Sinn und Sinnlichkeit

Eine Aufgabe, die hilft die Sinne zu schulen. Tasten, sehen, riechen, schmecken, hören – und vielleicht auch den siebten Sinn 😉 . Wichtig für die Atmosphäre einer Geschichte!

Wo bist du gerade? Schreibe, ohne lange nachzudenken, 10 Dinge über den Ort auf, an dem du dich gerade befindest, die dir nicht aufgefallen sind, als du dich dort niedergelassen hast.

Welche Farben sind da?

Riechte es dort irgendwie besonders?

Welche Geräusche hörst du?

Was könnte gleich passieren? (7ter Sinn)

365 – Tage – Projekt: Tag 291

Thema: Aufbau für Roman Basics

Inhalt der Szene: Eine Frau/ein Mann steht am Fenster. Er/sie ist allein.
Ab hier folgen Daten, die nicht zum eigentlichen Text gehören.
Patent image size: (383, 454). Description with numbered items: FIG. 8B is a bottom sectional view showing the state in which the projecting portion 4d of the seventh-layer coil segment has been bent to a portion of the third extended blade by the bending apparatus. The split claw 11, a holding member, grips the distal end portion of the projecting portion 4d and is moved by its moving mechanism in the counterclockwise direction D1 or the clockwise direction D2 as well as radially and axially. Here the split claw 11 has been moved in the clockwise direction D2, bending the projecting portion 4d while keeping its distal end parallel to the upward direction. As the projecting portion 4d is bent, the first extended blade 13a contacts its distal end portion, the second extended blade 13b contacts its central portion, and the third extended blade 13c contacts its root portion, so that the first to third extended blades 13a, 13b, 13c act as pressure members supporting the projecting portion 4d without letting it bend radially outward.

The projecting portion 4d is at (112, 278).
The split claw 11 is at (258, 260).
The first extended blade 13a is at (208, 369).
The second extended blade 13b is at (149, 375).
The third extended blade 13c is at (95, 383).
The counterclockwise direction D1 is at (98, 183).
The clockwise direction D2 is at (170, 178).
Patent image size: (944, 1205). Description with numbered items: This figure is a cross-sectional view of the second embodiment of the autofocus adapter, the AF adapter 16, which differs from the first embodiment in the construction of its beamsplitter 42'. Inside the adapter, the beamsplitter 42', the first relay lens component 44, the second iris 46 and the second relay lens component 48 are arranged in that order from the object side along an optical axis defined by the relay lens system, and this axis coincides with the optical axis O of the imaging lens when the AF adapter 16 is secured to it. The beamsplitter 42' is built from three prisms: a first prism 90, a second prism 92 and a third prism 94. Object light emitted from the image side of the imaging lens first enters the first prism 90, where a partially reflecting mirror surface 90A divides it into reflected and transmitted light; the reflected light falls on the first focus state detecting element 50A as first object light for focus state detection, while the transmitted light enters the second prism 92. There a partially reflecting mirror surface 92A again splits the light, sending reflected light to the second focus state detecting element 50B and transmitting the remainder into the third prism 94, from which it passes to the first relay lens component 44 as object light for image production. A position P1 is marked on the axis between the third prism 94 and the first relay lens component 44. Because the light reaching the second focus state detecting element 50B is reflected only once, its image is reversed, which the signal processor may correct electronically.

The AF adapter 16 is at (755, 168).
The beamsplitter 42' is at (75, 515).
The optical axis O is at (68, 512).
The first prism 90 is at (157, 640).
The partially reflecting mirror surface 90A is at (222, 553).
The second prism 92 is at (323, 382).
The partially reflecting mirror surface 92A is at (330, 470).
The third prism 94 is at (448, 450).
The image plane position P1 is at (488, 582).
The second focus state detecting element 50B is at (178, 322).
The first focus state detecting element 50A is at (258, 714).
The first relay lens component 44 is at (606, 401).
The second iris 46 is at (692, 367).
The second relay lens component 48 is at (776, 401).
(Be)schreibe was er sieht, hört, riecht, vielleicht ertastet, was er denkt. Etwa eine halbe Seite.

Fortsetzung folgt an Tag 292 … bis Tag 300

So oder so

Eine der wichtigsten „Regeln“ beim Schreiben ist: Show don`t tell. Hier drei Sätze, die eine bestimmte Aussage treffen, aber nichts zeigen. Um zu zeigen benötigen wir alle Sinne: hören, sehen, riechen, schmecken, tasten. (Du musst nicht alle fünf Sinne auf einmal verwenden.)

Es war Sommer.

Er saß am Lagerfeuer und dachte nach.

Sie hatte Angst.

Schreibe zu jedem Satz (mindestens) einen Absatz, ohne den Satz darin zu verwenden. Lass den Leser die Sätze fühlen. Meine Versuche könnt ihr auf der Schreiberlebenseite finden. 😉

Tagebuch der Sinne

Ein toller Tipp von Linda Seger (Wie gute Autoren noch besser werden! Creativity-Workbook fürs Drehbuchschreiben):

Lege dir ein Tagebuch der Sinne an. Schreibe jeden Tag mindestens einen Eintrag für jeden Sinn(Sehen, hören, fühlen, schmecken, riechen). Dadurch lernt man aufmerksamer zu beobachten, was um einen herum vorgeht.

Übe dich darin, auf Dinge zu achten, bewusst wahrzunehmen. Was interessiert dich? Worüber regst du dich auf? Was fasziniert dich?